First up try the young shoots of Supplejack. It got is name as jack was the term used 150 years ago to describe something that was useful at a whole lot of things, hence jack of all trades. Find a growing end and snap it off. You can eat it straight, I've found it has a texture of asparagus (maybe this is a visual thing) and a taste that is vegetable like. Quite nice steamed with some garlic.... The only problem is that supplejack tends to grow upwards so fresh shoots don't tend to be within arms reach so you only find a few for each supplejack mess. Check out here for more supplejack photos and information from Uni of Auckland.

The other thing is soft fern fronds.
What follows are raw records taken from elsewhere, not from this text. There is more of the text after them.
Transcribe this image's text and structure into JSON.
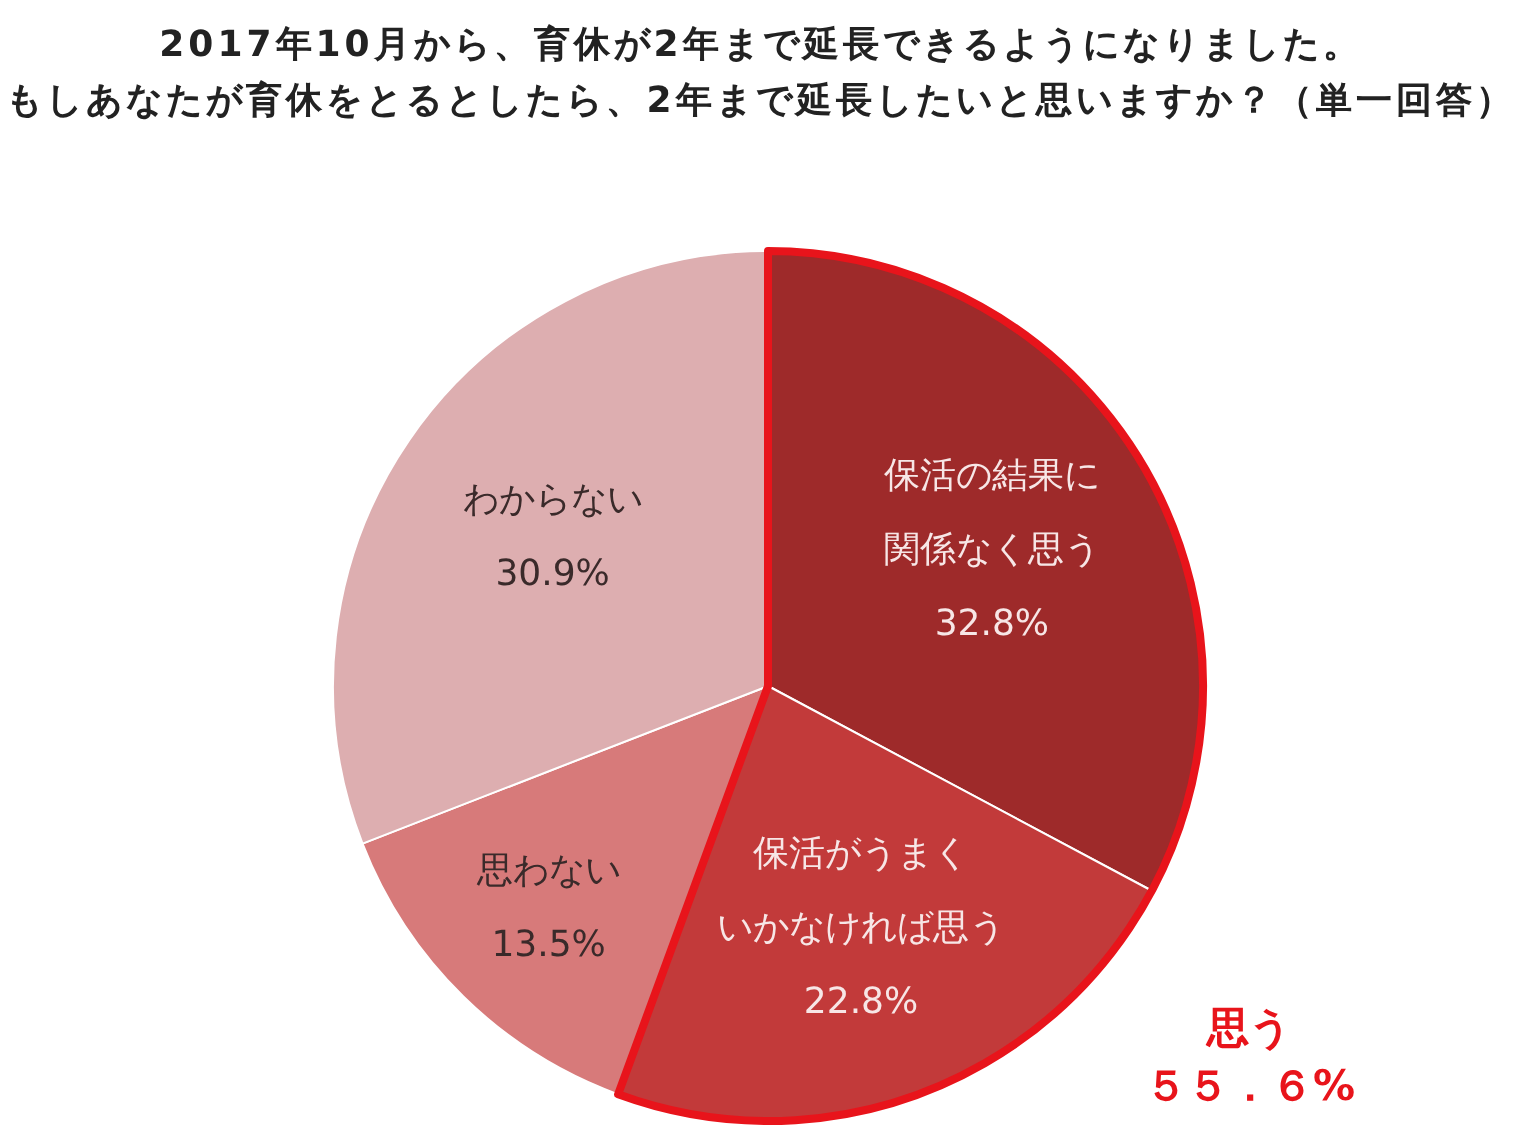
{
  "chart_data": {
    "type": "pie",
    "title": "2017年10月から、育休が2年まで延長できるようになりました。",
    "subtitle": "もしあなたが育休をとるとしたら、2年まで延長したいと思いますか？（単一回答）",
    "categories": [
      "保活の結果に関係なく思う",
      "保活がうまくいかなければ思う",
      "思わない",
      "わからない"
    ],
    "values": [
      32.8,
      22.8,
      13.5,
      30.9
    ],
    "colors": [
      "#9e2a2a",
      "#c23a3a",
      "#d77a7a",
      "#ddaeb0"
    ],
    "value_labels": [
      "32.8%",
      "22.8%",
      "13.5%",
      "30.9%"
    ],
    "annotations": [
      "思う",
      "５５．６%"
    ]
  }
}
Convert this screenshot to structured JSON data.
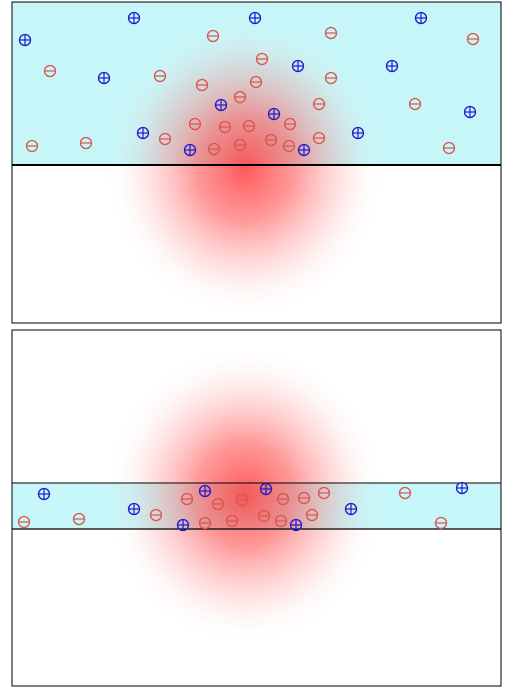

I don't think there is any poisons ferns in NZ. (maybe even in the world). However some are definitely not edible! Once you have figured out which ones are ok there is a multitude of options to choose from. Only the very young not yet uncurled fronds are soft enough to be considered edible. This means that the plant has to be growing, hence the ground must be warm and damp, so spring and Autumn are the best times for these. Also they tend to be small so you need quite a few to make a dish - I used fronds off my own ferns are garnishes / something a little different to eat. I have tried hen and chicken fern, and kiokio (above to the right) finding them very pleasant. There are many other ferns which I have yet to try.